Morte de Marielle Franco
Rio de Janeiro Morte de vereadora: Anistia pede "investigação imediata e rigorosa"

Morte de vereadora: Anistia pede "investigação imediata e rigorosa"

Segundo entidadade, Marielle Franco era reconhecida por sua "histórica luta por direitos humanos, das mulheres negras e moradores das periferias"

A vereadora Marielle Franco, assassinada nesta quarta-feira (14) no Rio

A vereadora Marielle Franco, assassinada nesta quarta-feira (14) no Rio

Reprodução

A Anistia Internacional publicou na madrugada desta quinta-feira (15) uma nota em que pede "uma investigação imediata e rigorosa" do assassinato da vereador Marielle Franco (Psol-RJ) na noite de quarta-feira (14) no Rio.

"O Estado, através dos diversos órgãos competentes, deve garantir uma investigação imediata e rigorosa do assassinato da vereadora do Rio de Janeiro e defensora dos direitos humanos Marielle Franco", afirma a nota.

A vereadora foi morta a tiros dentro de um carro. O crime aconteceu por volta das 21h30. O motorista que a acompanhava, Anderson Pedro Gomes, também morreu. Outra passageira foi atingida por estilhaços e foi encaminhada para o hospital Souza Aguiar. 

"Marielle Franco é reconhecida por sua histórica luta por direitos humanos, especialmente em defesa dos direitos das mulheres negras e moradores de favelas e periferias e na denúncia da violência policial. Não podem restar dúvidas a respeito do contexto, motivação e autoria do assassinato de Marielle Franco", afirma a Anistia Internacional.

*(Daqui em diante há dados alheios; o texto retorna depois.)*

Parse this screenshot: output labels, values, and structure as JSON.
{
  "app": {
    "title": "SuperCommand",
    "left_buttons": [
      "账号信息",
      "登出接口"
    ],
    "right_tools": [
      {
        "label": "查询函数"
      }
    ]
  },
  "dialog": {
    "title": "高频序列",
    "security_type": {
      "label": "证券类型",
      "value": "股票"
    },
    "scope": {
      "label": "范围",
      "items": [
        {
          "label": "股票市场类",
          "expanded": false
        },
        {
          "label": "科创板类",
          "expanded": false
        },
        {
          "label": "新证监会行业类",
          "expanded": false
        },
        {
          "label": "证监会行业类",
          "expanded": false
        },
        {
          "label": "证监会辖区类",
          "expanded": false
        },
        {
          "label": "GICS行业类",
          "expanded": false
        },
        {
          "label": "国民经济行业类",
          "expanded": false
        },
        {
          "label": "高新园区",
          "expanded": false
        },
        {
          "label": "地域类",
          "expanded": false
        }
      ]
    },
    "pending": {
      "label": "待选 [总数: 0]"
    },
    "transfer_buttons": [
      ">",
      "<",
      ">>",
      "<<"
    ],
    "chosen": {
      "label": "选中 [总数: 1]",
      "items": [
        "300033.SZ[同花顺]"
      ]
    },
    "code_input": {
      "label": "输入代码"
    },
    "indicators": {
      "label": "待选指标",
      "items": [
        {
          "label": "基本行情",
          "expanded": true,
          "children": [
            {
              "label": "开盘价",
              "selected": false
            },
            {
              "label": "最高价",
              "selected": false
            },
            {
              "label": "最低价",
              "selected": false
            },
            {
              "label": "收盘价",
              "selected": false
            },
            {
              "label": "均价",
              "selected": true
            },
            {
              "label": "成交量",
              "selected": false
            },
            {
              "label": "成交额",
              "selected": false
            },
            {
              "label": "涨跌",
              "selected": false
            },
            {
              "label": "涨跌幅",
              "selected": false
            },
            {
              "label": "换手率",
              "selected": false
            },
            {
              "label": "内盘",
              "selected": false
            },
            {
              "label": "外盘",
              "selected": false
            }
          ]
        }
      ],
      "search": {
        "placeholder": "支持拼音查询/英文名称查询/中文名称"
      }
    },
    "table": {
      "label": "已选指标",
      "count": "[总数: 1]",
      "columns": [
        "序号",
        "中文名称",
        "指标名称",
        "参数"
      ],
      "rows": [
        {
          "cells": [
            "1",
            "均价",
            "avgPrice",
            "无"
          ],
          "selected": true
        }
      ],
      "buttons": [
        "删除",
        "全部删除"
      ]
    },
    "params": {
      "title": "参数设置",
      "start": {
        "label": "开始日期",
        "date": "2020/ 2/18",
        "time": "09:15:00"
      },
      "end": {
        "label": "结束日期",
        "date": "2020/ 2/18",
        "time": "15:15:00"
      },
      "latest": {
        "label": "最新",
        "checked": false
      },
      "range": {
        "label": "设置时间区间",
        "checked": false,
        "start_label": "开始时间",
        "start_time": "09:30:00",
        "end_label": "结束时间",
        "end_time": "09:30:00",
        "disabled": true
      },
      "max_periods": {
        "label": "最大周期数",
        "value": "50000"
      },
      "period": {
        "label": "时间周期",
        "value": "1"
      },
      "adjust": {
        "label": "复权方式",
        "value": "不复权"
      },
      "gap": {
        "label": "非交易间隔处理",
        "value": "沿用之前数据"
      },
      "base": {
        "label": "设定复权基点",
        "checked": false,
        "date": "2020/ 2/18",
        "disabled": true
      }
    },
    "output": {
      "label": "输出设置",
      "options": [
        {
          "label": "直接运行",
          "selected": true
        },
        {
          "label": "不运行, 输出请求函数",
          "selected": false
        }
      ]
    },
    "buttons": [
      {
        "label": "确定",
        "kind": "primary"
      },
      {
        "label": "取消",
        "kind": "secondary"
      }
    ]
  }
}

Segundo a Delegacia de Homicídios, a principal linha de investigação é execução. Marielle voltava do evento "Jovens Negras Movendo as Estruturas", na rua dos Inválidos, na Lapa.

Um grupo em um carro emparelhou ao lado do veículo da vereadora e disparou nos vidros do motorista e da passageira. Marielle estava sentada no banco de trás. Nada foi levado. No local, estavam pelo menos nove cápsulas de tiros.

O Palácio do Planalto e a Prefeitura do Rio de Janeiro lamentaram, por meio de nota, a morte da vereadora. Segundo a nota do governo federal, a apuração do assassinato de Marielle e do motorista que a acompanhava, Anderson Pedro Gomes, contará com a ajuda da Polícia Federal.